Ride fast - Ride safe

  • mtrablue

Posted January 05, 2005 - 05:43 PM

#18

What's wrong w/ the bars, airfilter, and front tire?



all three are junk. the bars are soft and will only last one crash. weird bend also. the air filter will be cut by the sealing edge of the cage before too long. go with a twin-air or uni. unless you live and ride in the desert, the stock 739 will put you on your head. when you first ride with them they seem OK. they just don't give you any warning when they let go. about the second or third time you loose the front end you realize it's that damn tire. the 742 is a huge improvement from dunlop.

another couple of things to look for on both the '03 and '04. there are what appear to be four breather tubes coming from the carb. there are really only two vent holes in the carb but "T" fittings are used. take the two longer tubes and run then up by the top of the air box. if your in deep water, the hoses will be in the water and bike will run poorly. they are known to stall also. moving the hoses will let the carb vent properly.

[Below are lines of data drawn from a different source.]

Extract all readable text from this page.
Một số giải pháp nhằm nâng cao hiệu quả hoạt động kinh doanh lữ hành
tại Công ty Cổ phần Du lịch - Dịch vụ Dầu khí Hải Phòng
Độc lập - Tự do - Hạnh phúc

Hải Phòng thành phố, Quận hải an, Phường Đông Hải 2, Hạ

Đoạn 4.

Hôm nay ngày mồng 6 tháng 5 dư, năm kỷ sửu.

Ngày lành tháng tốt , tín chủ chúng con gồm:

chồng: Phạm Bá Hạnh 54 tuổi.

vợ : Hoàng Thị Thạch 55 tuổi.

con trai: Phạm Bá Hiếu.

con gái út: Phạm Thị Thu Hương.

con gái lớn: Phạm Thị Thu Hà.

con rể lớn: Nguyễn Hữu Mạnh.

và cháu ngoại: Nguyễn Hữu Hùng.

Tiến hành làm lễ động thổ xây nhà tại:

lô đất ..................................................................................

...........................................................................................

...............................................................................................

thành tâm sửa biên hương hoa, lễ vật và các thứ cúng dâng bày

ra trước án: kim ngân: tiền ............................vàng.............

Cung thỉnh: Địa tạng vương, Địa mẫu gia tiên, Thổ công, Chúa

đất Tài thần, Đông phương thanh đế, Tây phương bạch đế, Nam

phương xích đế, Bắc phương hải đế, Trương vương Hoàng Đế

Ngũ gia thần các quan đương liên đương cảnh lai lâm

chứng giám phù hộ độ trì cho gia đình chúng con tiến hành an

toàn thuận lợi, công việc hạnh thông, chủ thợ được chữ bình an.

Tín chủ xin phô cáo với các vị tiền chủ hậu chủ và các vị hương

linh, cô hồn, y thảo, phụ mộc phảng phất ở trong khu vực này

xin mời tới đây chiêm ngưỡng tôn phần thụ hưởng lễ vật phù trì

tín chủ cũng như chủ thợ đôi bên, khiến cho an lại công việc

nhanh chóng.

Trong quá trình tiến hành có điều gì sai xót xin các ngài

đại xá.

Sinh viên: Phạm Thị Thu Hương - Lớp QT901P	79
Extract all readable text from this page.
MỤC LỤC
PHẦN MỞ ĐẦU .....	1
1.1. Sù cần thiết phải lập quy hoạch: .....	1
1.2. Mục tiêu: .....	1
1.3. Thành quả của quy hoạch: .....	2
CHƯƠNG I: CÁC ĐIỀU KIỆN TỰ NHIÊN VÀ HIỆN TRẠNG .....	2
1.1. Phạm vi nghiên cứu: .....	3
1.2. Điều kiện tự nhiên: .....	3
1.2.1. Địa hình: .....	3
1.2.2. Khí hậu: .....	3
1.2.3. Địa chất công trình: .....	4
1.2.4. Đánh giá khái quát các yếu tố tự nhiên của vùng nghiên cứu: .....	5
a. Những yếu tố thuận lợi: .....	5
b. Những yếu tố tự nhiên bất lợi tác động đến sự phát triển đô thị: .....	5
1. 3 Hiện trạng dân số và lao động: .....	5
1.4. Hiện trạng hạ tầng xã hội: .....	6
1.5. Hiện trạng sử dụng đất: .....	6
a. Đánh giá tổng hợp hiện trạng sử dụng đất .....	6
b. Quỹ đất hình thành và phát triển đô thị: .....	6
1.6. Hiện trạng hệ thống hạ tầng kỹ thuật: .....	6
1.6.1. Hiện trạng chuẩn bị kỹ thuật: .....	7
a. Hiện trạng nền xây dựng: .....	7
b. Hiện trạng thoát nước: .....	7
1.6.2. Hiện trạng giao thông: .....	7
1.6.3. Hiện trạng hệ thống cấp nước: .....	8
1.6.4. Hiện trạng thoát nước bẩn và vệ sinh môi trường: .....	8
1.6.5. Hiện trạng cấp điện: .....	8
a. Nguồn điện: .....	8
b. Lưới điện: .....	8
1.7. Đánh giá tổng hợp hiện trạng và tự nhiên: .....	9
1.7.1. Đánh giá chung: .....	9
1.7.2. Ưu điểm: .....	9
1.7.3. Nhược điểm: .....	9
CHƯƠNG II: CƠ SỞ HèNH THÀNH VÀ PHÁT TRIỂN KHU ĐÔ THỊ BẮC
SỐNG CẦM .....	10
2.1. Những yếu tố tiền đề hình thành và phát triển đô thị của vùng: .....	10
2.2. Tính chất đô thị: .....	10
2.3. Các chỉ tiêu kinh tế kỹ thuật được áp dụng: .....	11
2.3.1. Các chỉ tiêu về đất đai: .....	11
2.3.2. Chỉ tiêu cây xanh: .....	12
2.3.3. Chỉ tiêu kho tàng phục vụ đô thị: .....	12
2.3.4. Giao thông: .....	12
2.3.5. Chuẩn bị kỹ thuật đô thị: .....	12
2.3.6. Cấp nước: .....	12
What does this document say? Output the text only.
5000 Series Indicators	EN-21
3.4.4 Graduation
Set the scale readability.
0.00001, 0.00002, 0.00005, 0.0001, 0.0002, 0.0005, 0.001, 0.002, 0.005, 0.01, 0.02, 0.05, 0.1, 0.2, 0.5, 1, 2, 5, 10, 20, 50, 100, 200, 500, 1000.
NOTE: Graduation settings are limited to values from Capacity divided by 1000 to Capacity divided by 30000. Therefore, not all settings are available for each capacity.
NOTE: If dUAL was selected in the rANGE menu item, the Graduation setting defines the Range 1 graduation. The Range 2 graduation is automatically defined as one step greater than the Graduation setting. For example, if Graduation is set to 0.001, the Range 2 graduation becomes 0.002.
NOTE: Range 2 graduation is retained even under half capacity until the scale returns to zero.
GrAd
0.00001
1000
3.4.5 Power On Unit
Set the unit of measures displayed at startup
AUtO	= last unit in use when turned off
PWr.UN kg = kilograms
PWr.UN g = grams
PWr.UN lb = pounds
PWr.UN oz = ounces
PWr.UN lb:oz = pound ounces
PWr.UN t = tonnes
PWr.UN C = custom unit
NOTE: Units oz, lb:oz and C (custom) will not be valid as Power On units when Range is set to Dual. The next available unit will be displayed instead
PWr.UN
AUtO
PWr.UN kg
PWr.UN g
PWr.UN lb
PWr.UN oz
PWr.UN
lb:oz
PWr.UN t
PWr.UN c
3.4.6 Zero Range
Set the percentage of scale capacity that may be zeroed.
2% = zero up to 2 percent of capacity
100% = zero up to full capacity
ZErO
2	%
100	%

the other thing to look for is the breather hose off the valve cover. the one that runs down the frame. if you stall in a creek and the hose end is in the water, you will suck water when you hit the starter button. a bad bad thing. some owners have run the hose to the air box, like an '05. others (me for one) put in a "T" fitting and run an extra bit of hose up by the radiator. don't put the "T" in too low. if it's in the water, it won't help.

  • unkle_george

Posted January 06, 2005 - 12:34 AM

#19

I also cut out the holes that are marked on the passenger side of the airbox.
It leaned up my jetting, and the filter gets dirty faster, so I know it's breathing better now.
The Gray wire mod is quick & free and will give you more snap as well.
If you change to a YZ rear fender and aftermarket pipe, you'll lose ~5lbs+ out where it has the most leverage against you.

I also run with my antifreeze tank almost dry, expecially in the winter months when too cold to need the extra fluid anyways.

Also, I don't know how Yamaha can duplicate the softness of fresh bread out of the oven when making radiators... but guards for them are cheap compared to fixing holes or replacing them.